Nel 1999, Il Sesto Senso ha trasformato M. Night Shyamalan da regista emergente a fenomeno globale. Il film non solo ha conquistato pubblico e critica, ma ha dato il via a una vera e propria firma autoriale, quel cosiddetto Shyamalan twist che sarebbe poi diventato sinonimo del suo cinema: un colpo di scena finale, costruito con sapienza e disseminato di indizi nascosti in piena vista, che costringe lo spettatore a rileggere l’intero film sotto una nuova luce.
Il Sesto Senso fu un successo enorme, candidato a sei premi Oscar tra cui Miglior film, Miglior regia e Miglior sceneggiatura originale — un traguardo inusuale per un thriller soprannaturale. Al centro della storia c’è un bambino tormentato (Haley Joel Osment), un uomo segnato dal passato (Bruce Willis) e una battuta entrata nella storia del cinema: «Vedo la gente morta». Ma ciò che lo ha reso immortale è la rivelazione finale: il dottor Malcolm Crowe, lo psicologo che cerca di aiutare il piccolo Cole, è in realtà morto fin dall’inizio.
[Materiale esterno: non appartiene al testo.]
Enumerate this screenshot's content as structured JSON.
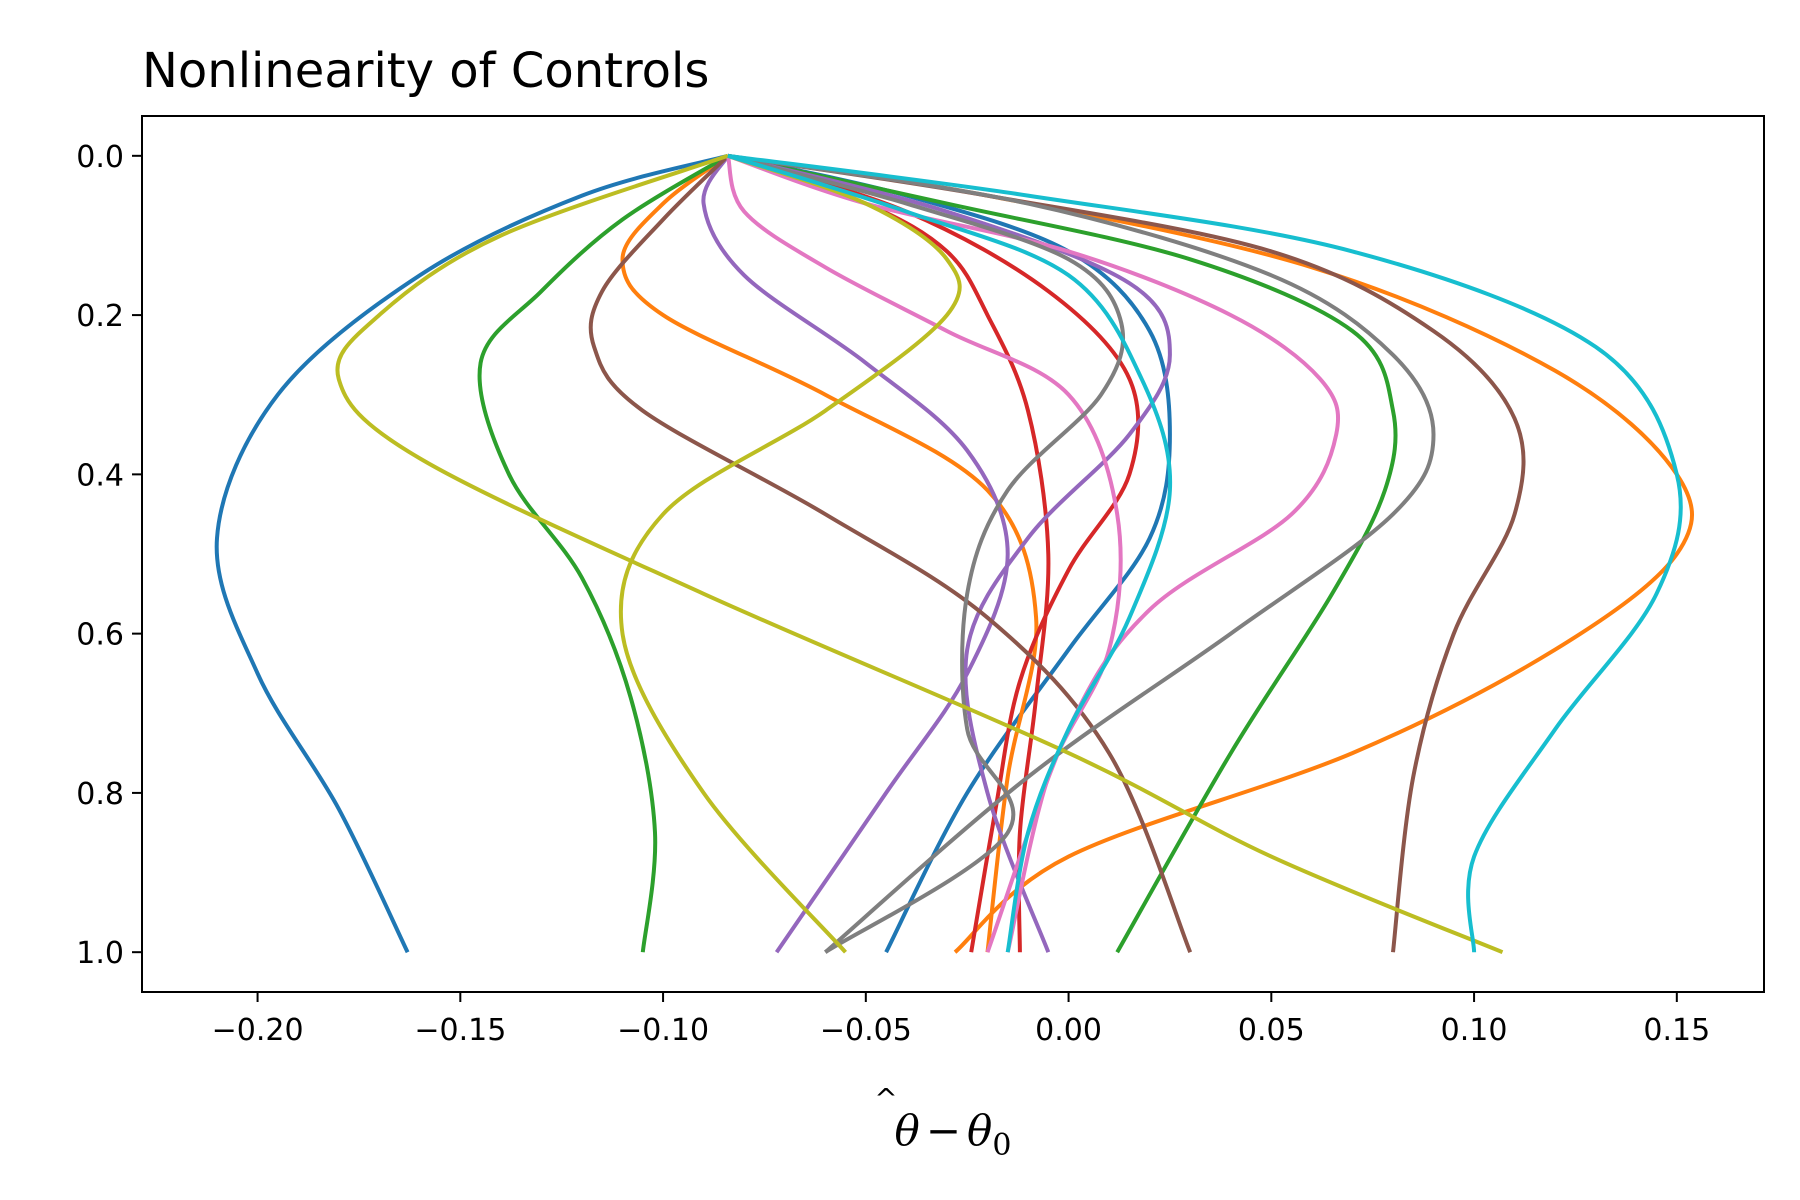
{
  "chart_data": {
    "type": "line",
    "title": "Nonlinearity of Controls",
    "xlabel": {
      "theta": "θ",
      "hat": "^",
      "minus": "−",
      "sub": "0"
    },
    "ylabel": "",
    "xlim": [
      -0.2285,
      0.1715
    ],
    "ylim": [
      1.05,
      -0.05
    ],
    "y_inverted": true,
    "grid": false,
    "legend": "none",
    "xticks": [
      {
        "v": -0.2,
        "label": "−0.20"
      },
      {
        "v": -0.15,
        "label": "−0.15"
      },
      {
        "v": -0.1,
        "label": "−0.10"
      },
      {
        "v": -0.05,
        "label": "−0.05"
      },
      {
        "v": 0.0,
        "label": "0.00"
      },
      {
        "v": 0.05,
        "label": "0.05"
      },
      {
        "v": 0.1,
        "label": "0.10"
      },
      {
        "v": 0.15,
        "label": "0.15"
      }
    ],
    "yticks": [
      {
        "v": 0.0,
        "label": "0.0"
      },
      {
        "v": 0.2,
        "label": "0.2"
      },
      {
        "v": 0.4,
        "label": "0.4"
      },
      {
        "v": 0.6,
        "label": "0.6"
      },
      {
        "v": 0.8,
        "label": "0.8"
      },
      {
        "v": 1.0,
        "label": "1.0"
      }
    ],
    "series": [
      {
        "color": "#1f77b4",
        "points": [
          [
            -0.084,
            0.0
          ],
          [
            -0.12,
            0.05
          ],
          [
            -0.16,
            0.15
          ],
          [
            -0.195,
            0.3
          ],
          [
            -0.21,
            0.48
          ],
          [
            -0.2,
            0.65
          ],
          [
            -0.18,
            0.82
          ],
          [
            -0.163,
            1.0
          ]
        ]
      },
      {
        "color": "#1f77b4",
        "points": [
          [
            -0.084,
            0.0
          ],
          [
            -0.04,
            0.05
          ],
          [
            0.0,
            0.12
          ],
          [
            0.02,
            0.22
          ],
          [
            0.025,
            0.35
          ],
          [
            0.02,
            0.48
          ],
          [
            0.0,
            0.62
          ],
          [
            -0.025,
            0.8
          ],
          [
            -0.045,
            1.0
          ]
        ]
      },
      {
        "color": "#ff7f0e",
        "points": [
          [
            -0.084,
            0.0
          ],
          [
            -0.1,
            0.06
          ],
          [
            -0.11,
            0.13
          ],
          [
            -0.1,
            0.2
          ],
          [
            -0.06,
            0.3
          ],
          [
            -0.02,
            0.42
          ],
          [
            -0.008,
            0.58
          ],
          [
            -0.015,
            0.78
          ],
          [
            -0.02,
            1.0
          ]
        ]
      },
      {
        "color": "#ff7f0e",
        "points": [
          [
            -0.084,
            0.0
          ],
          [
            -0.02,
            0.05
          ],
          [
            0.06,
            0.14
          ],
          [
            0.12,
            0.27
          ],
          [
            0.15,
            0.4
          ],
          [
            0.15,
            0.5
          ],
          [
            0.12,
            0.62
          ],
          [
            0.07,
            0.75
          ],
          [
            0.0,
            0.88
          ],
          [
            -0.028,
            1.0
          ]
        ]
      },
      {
        "color": "#2ca02c",
        "points": [
          [
            -0.084,
            0.0
          ],
          [
            -0.11,
            0.08
          ],
          [
            -0.13,
            0.17
          ],
          [
            -0.145,
            0.26
          ],
          [
            -0.138,
            0.4
          ],
          [
            -0.12,
            0.53
          ],
          [
            -0.108,
            0.68
          ],
          [
            -0.102,
            0.85
          ],
          [
            -0.105,
            1.0
          ]
        ]
      },
      {
        "color": "#2ca02c",
        "points": [
          [
            -0.084,
            0.0
          ],
          [
            -0.03,
            0.06
          ],
          [
            0.03,
            0.13
          ],
          [
            0.07,
            0.22
          ],
          [
            0.08,
            0.32
          ],
          [
            0.078,
            0.42
          ],
          [
            0.065,
            0.55
          ],
          [
            0.04,
            0.75
          ],
          [
            0.012,
            1.0
          ]
        ]
      },
      {
        "color": "#d62728",
        "points": [
          [
            -0.084,
            0.0
          ],
          [
            -0.05,
            0.06
          ],
          [
            -0.03,
            0.12
          ],
          [
            -0.02,
            0.2
          ],
          [
            -0.01,
            0.32
          ],
          [
            -0.005,
            0.5
          ],
          [
            -0.008,
            0.68
          ],
          [
            -0.012,
            0.85
          ],
          [
            -0.012,
            1.0
          ]
        ]
      },
      {
        "color": "#d62728",
        "points": [
          [
            -0.084,
            0.0
          ],
          [
            -0.04,
            0.07
          ],
          [
            -0.005,
            0.17
          ],
          [
            0.015,
            0.28
          ],
          [
            0.015,
            0.4
          ],
          [
            0.0,
            0.52
          ],
          [
            -0.012,
            0.66
          ],
          [
            -0.018,
            0.82
          ],
          [
            -0.024,
            1.0
          ]
        ]
      },
      {
        "color": "#9467bd",
        "points": [
          [
            -0.084,
            0.0
          ],
          [
            -0.09,
            0.06
          ],
          [
            -0.08,
            0.15
          ],
          [
            -0.05,
            0.26
          ],
          [
            -0.025,
            0.37
          ],
          [
            -0.015,
            0.5
          ],
          [
            -0.025,
            0.65
          ],
          [
            -0.045,
            0.8
          ],
          [
            -0.072,
            1.0
          ]
        ]
      },
      {
        "color": "#9467bd",
        "points": [
          [
            -0.084,
            0.0
          ],
          [
            -0.03,
            0.07
          ],
          [
            0.015,
            0.16
          ],
          [
            0.025,
            0.25
          ],
          [
            0.015,
            0.35
          ],
          [
            -0.01,
            0.48
          ],
          [
            -0.025,
            0.62
          ],
          [
            -0.02,
            0.8
          ],
          [
            -0.005,
            1.0
          ]
        ]
      },
      {
        "color": "#8c564b",
        "points": [
          [
            -0.084,
            0.0
          ],
          [
            -0.1,
            0.08
          ],
          [
            -0.115,
            0.17
          ],
          [
            -0.117,
            0.24
          ],
          [
            -0.105,
            0.32
          ],
          [
            -0.06,
            0.45
          ],
          [
            -0.02,
            0.58
          ],
          [
            0.01,
            0.75
          ],
          [
            0.03,
            1.0
          ]
        ]
      },
      {
        "color": "#8c564b",
        "points": [
          [
            -0.084,
            0.0
          ],
          [
            -0.02,
            0.05
          ],
          [
            0.05,
            0.12
          ],
          [
            0.09,
            0.22
          ],
          [
            0.11,
            0.33
          ],
          [
            0.11,
            0.45
          ],
          [
            0.095,
            0.6
          ],
          [
            0.085,
            0.78
          ],
          [
            0.08,
            1.0
          ]
        ]
      },
      {
        "color": "#e377c2",
        "points": [
          [
            -0.084,
            0.0
          ],
          [
            -0.08,
            0.07
          ],
          [
            -0.06,
            0.14
          ],
          [
            -0.03,
            0.22
          ],
          [
            0.0,
            0.3
          ],
          [
            0.012,
            0.45
          ],
          [
            0.01,
            0.62
          ],
          [
            -0.005,
            0.78
          ],
          [
            -0.015,
            1.0
          ]
        ]
      },
      {
        "color": "#e377c2",
        "points": [
          [
            -0.084,
            0.0
          ],
          [
            -0.05,
            0.06
          ],
          [
            0.0,
            0.12
          ],
          [
            0.04,
            0.2
          ],
          [
            0.062,
            0.28
          ],
          [
            0.066,
            0.35
          ],
          [
            0.055,
            0.45
          ],
          [
            0.02,
            0.57
          ],
          [
            0.0,
            0.72
          ],
          [
            -0.02,
            1.0
          ]
        ]
      },
      {
        "color": "#7f7f7f",
        "points": [
          [
            -0.084,
            0.0
          ],
          [
            -0.04,
            0.06
          ],
          [
            0.0,
            0.13
          ],
          [
            0.013,
            0.21
          ],
          [
            0.008,
            0.3
          ],
          [
            -0.015,
            0.42
          ],
          [
            -0.025,
            0.55
          ],
          [
            -0.025,
            0.72
          ],
          [
            -0.015,
            0.85
          ],
          [
            -0.06,
            1.0
          ]
        ]
      },
      {
        "color": "#7f7f7f",
        "points": [
          [
            -0.084,
            0.0
          ],
          [
            -0.01,
            0.06
          ],
          [
            0.05,
            0.15
          ],
          [
            0.08,
            0.25
          ],
          [
            0.09,
            0.35
          ],
          [
            0.08,
            0.45
          ],
          [
            0.04,
            0.6
          ],
          [
            -0.01,
            0.78
          ],
          [
            -0.06,
            1.0
          ]
        ]
      },
      {
        "color": "#bcbd22",
        "points": [
          [
            -0.084,
            0.0
          ],
          [
            -0.14,
            0.1
          ],
          [
            -0.17,
            0.2
          ],
          [
            -0.18,
            0.28
          ],
          [
            -0.16,
            0.38
          ],
          [
            -0.09,
            0.55
          ],
          [
            0.0,
            0.75
          ],
          [
            0.05,
            0.88
          ],
          [
            0.107,
            1.0
          ]
        ]
      },
      {
        "color": "#bcbd22",
        "points": [
          [
            -0.084,
            0.0
          ],
          [
            -0.05,
            0.06
          ],
          [
            -0.03,
            0.13
          ],
          [
            -0.03,
            0.2
          ],
          [
            -0.06,
            0.32
          ],
          [
            -0.1,
            0.45
          ],
          [
            -0.11,
            0.6
          ],
          [
            -0.09,
            0.8
          ],
          [
            -0.055,
            1.0
          ]
        ]
      },
      {
        "color": "#17becf",
        "points": [
          [
            -0.084,
            0.0
          ],
          [
            -0.04,
            0.07
          ],
          [
            0.0,
            0.15
          ],
          [
            0.018,
            0.28
          ],
          [
            0.025,
            0.42
          ],
          [
            0.015,
            0.58
          ],
          [
            0.0,
            0.72
          ],
          [
            -0.01,
            0.85
          ],
          [
            -0.015,
            1.0
          ]
        ]
      },
      {
        "color": "#17becf",
        "points": [
          [
            -0.084,
            0.0
          ],
          [
            -0.01,
            0.05
          ],
          [
            0.07,
            0.12
          ],
          [
            0.13,
            0.24
          ],
          [
            0.15,
            0.4
          ],
          [
            0.145,
            0.55
          ],
          [
            0.12,
            0.72
          ],
          [
            0.1,
            0.88
          ],
          [
            0.1,
            1.0
          ]
        ]
      }
    ]
  }
}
Per decenni si è parlato di quanto abilmente Shyamalan sia riuscito a nascondere questo colpo di scena al pubblico. Eppure, un’analisi più attenta suggerisce il contrario: il regista non lo ha mai nascosto davvero, anzi, l’ha rivelato nei primissimi minuti del film. Solo che nessuno o quasi se n’è accorto.
Il dettaglio chiave è nella scena iniziale, quando Malcolm viene colpito da un ex paziente disturbato. Dopo lo sparo, vediamo il volto scioccato del personaggio, la moglie Anna che si china su di lui… e poi tutto svanisce nel buio. Nessun rumore, nessuna ambulanza, nessuna corsa disperata al pronto soccorso. Solo silenzio. Poi il titolo e un salto temporale. Nel linguaggio del cinema, un evento traumatico come una sparatoria porta sempre con sé un “dopo”: voci concitate, panico, soccorsi. Qui invece il film omette tutto, non per scelta estetica, ma come vero e proprio indizio narrativo. Shyamalan non mente: ci dice subito che Malcolm è morto. Ma lo fa sfruttando le nostre aspettative: siamo abituati a pensare che la verità arrivi alla fine, non all’inizio. Così, la omettiamo insieme a lui.
Il resto del film gioca su questo equilibrio tra ciò che vediamo e ciò che scegliamo di credere. Shyamalan isola spesso Malcolm, nessuno lo guarda mai negli occhi tranne Cole, e la moglie non gli rivolge parola. Ma il nostro cervello trova spiegazioni emotive — distanza, dolore, crisi matrimoniale — per non affrontare quella più semplice: è un fantasma. Un inganno perfetto, perché non nasconde la verità, ma sfrutta il modo in cui interpretiamo le immagini. È una lezione di cinema che ancora oggi, a 26 anni di distanza, lascia il segno. E rivedere Il Sesto Senso con questa consapevolezza rende ogni scena ancora più brillante.